Nobody seems to know how Willie Esther Douglas got the nickname “Bill”, and she’s not telling anyone, either. The lifelong North Carolinian has apparently earned the right not to be questioned, and nobody seems to mind.  She was modest about being the center of attention on March 5, her 101st birthday.

“There were almost too many people in here. This is a little house,” she said, “but we hugged and kissed and everything because we’ve all had our Corona shots.”

Family photographs adorn the walls of Miss Bill’s home along Route 17. Ask about them, and she will underplay her part in memories made over the years. Anyone else will tell you she’s a spunky, smart, straight-talking country girl who survived the early deaths of her husband and son and will still encourage you every time she sees you.

“If the church or fire department had a bake sale or someone died, she was there for them,” said Rebecca Rogers, who has shared service hours with Miss Bill for 59 years at Old Ford Church of God and the Old Ford Volunteer Fire Department.

Rogers said the centenarian outworked volunteers half her age. Her scratch-made cakes are as legendary as she is. At her 100th birthday celebration, a former pastor drove more than 1,000 miles to honor her. Miss Bill allegedly told him that if he’d let her know he was coming, she would have baked him a cake in time for the party.

“Oh my lord, I have no idea how many I’ve made,” she laughed when asked about the total number of baked goods she has donated over the decades. “I just keep on going.”

That energy included her job, according to friend and former coworker Gail Alligood, who shared office duties for the last 16 of Miss Bill’s 44 years with the North Carolina Agriculture Department.  They remain friends, still enjoying a monthly luncheon after Miss Bill gets her hair done near Alligood’s neighborhood. “She could outwork anyone in the office,” Alligood added.

“In the last 10 years I’ve seen her get down on her hands and knees and pick up pecans.
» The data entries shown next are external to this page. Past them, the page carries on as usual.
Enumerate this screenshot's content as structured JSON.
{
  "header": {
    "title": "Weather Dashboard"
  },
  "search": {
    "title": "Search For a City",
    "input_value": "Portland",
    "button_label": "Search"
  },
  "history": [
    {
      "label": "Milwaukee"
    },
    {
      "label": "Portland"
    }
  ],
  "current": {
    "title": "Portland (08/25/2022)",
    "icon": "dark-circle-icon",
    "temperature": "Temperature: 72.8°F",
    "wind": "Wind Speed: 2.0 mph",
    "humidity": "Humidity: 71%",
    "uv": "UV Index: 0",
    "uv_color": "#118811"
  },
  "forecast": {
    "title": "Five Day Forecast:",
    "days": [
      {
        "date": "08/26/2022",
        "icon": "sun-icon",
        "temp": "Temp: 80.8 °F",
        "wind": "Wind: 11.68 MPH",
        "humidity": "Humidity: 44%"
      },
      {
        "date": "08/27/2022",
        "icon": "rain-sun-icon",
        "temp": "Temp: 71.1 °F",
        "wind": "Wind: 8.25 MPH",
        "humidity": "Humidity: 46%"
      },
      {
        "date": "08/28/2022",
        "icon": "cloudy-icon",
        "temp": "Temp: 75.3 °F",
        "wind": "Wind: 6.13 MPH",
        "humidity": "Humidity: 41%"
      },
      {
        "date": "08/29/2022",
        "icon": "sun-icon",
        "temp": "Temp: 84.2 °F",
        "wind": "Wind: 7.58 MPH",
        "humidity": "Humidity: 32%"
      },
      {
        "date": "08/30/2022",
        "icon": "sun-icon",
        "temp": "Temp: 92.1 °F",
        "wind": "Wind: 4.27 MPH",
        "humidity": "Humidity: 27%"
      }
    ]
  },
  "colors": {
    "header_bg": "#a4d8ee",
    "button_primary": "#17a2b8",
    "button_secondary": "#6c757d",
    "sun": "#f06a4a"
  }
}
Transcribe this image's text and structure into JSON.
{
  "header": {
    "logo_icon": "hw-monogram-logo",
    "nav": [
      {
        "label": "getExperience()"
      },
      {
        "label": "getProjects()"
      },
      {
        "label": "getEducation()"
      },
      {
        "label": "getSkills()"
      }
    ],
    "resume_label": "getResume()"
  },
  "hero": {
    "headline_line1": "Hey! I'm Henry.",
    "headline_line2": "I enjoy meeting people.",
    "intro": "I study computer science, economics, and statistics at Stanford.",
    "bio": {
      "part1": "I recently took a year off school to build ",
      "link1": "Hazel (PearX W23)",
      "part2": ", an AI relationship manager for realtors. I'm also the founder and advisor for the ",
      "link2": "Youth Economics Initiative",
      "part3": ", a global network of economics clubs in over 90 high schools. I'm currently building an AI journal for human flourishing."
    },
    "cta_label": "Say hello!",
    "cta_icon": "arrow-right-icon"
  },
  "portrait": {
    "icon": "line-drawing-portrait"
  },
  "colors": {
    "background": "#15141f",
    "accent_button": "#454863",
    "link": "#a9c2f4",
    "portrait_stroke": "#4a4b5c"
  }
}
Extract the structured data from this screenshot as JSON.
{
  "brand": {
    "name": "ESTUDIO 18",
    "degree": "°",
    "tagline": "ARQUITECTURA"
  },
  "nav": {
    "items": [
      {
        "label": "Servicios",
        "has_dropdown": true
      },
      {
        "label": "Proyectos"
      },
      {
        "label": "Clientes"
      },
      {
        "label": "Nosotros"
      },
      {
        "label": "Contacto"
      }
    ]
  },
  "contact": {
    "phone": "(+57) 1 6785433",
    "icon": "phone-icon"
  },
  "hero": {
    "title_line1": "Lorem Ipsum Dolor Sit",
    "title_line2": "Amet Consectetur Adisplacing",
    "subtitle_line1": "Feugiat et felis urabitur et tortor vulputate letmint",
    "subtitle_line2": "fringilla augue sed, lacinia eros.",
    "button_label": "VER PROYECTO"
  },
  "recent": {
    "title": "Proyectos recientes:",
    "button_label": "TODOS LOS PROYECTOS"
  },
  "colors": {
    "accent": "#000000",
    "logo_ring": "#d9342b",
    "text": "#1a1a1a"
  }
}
This year she was shelling some of her nephew’s pecans,” said neighbor Theresa Freeman, her caregiver since the 1999 death of Miss Bill’s sister-in-law.

Her spunkiness is legendary among friends, one who requested anonymity before describing the day Miss Bill stepped onto her porch, took hold of the wrought iron railing, and realized a snake had wrapped itself around that support.

“Bill was in her late 90’s. She went straight out to Route 17 and stayed there until she flagged someone down who helped her get rid of that snake.”

“People my age reach the point where things don’t matter as much as people do,” she said. “Work hard on your relationships. Love God. Just live one day to the next. Stay grateful for every day that you have.”

Freeman says Miss Bill has become “my mother, my grandmother, and my aunt… and she doesn’t seem to mind a bit. I just have joy from being around her. She’s an inspiration to me.”